The aim of my project was to investigate whether overexpression of specific heat shock proteins and treatment with pharmacological agents could modify intracellular aggregate formation and influence cell death. I used a cell culture of Huntington's disease in which the mutant huntingtin protein containing 53 or 74 glutamine repeats was transiently expressed together with the heat shock protein of interest and I quantified the effect on aggregate formation and cell death.

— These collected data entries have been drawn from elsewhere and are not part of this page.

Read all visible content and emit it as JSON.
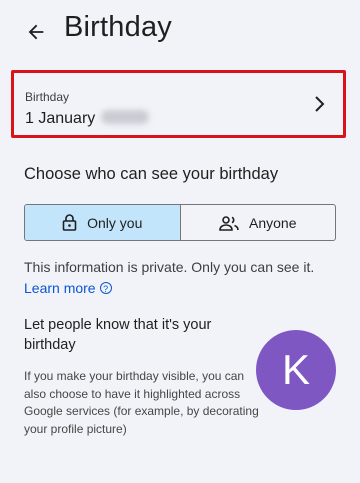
{
  "header": {
    "title": "Birthday"
  },
  "birthday": {
    "label": "Birthday",
    "value": "1 January"
  },
  "visibility": {
    "title": "Choose who can see your birthday",
    "options": [
      {
        "label": "Only you",
        "icon": "lock-icon",
        "selected": true
      },
      {
        "label": "Anyone",
        "icon": "people-icon",
        "selected": false
      }
    ]
  },
  "info": {
    "text": "This information is private. Only you can see it.",
    "learn_more": "Learn more",
    "help_glyph": "?"
  },
  "highlight": {
    "title": "Let people know that it's your birthday",
    "body": "If you make your birthday visible, you can also choose to have it highlighted across Google services (for example, by decorating your profile picture)"
  },
  "avatar": {
    "initial": "K",
    "color": "#7e57c2"
  },
  "colors": {
    "highlight_border": "#d9131b",
    "active_segment": "#c3e5fb",
    "link": "#0b57d0"
  }
}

I used molecular chaperones from mammalian, bacterial and yeast origin belonging to different chaperone families and with different mechanisms of action. I also tested the effects of treatment with LiCl and GSK-3b inhibitors on polyglutamine-induced aggregation and cell death. The key findings of my study were: 1. Overexpression of human heat shock protein 70, the bacterial chaperone complex GroEL/GroES, bacterial chaperones derived from GroEL and the yeast heat shock protein 104 significantly reduced polyglutamine-induced aggregate formation and cell death. These results also cast light on the molecular mechanisms of action of specific chaperone constructs. 2. Overexpression of the human heat shock protein Hdj-2 led to increased polyglutamine-induced aggregate formation without having any significant effect on cell death. 3. In the cell culture model of Huntington's disease, the drug Lithium chloride (LiCl) at concentrations mimicking those found in extracellular fluid in patients treated with this drug, significantly reduced both polyglutamine-induced aggregate formation and cell death. I identified for the first time that LiCl activates a pro-survival pathway through reduced degradation of b-catenin leading to increased transcription via the transcription factor Tcf. Furthermore I found that overexpression of mutant huntingtin reduced the leves of b-catenin, suggesting a novel potential mechanism for mutant huntingtin-mediated toxicity.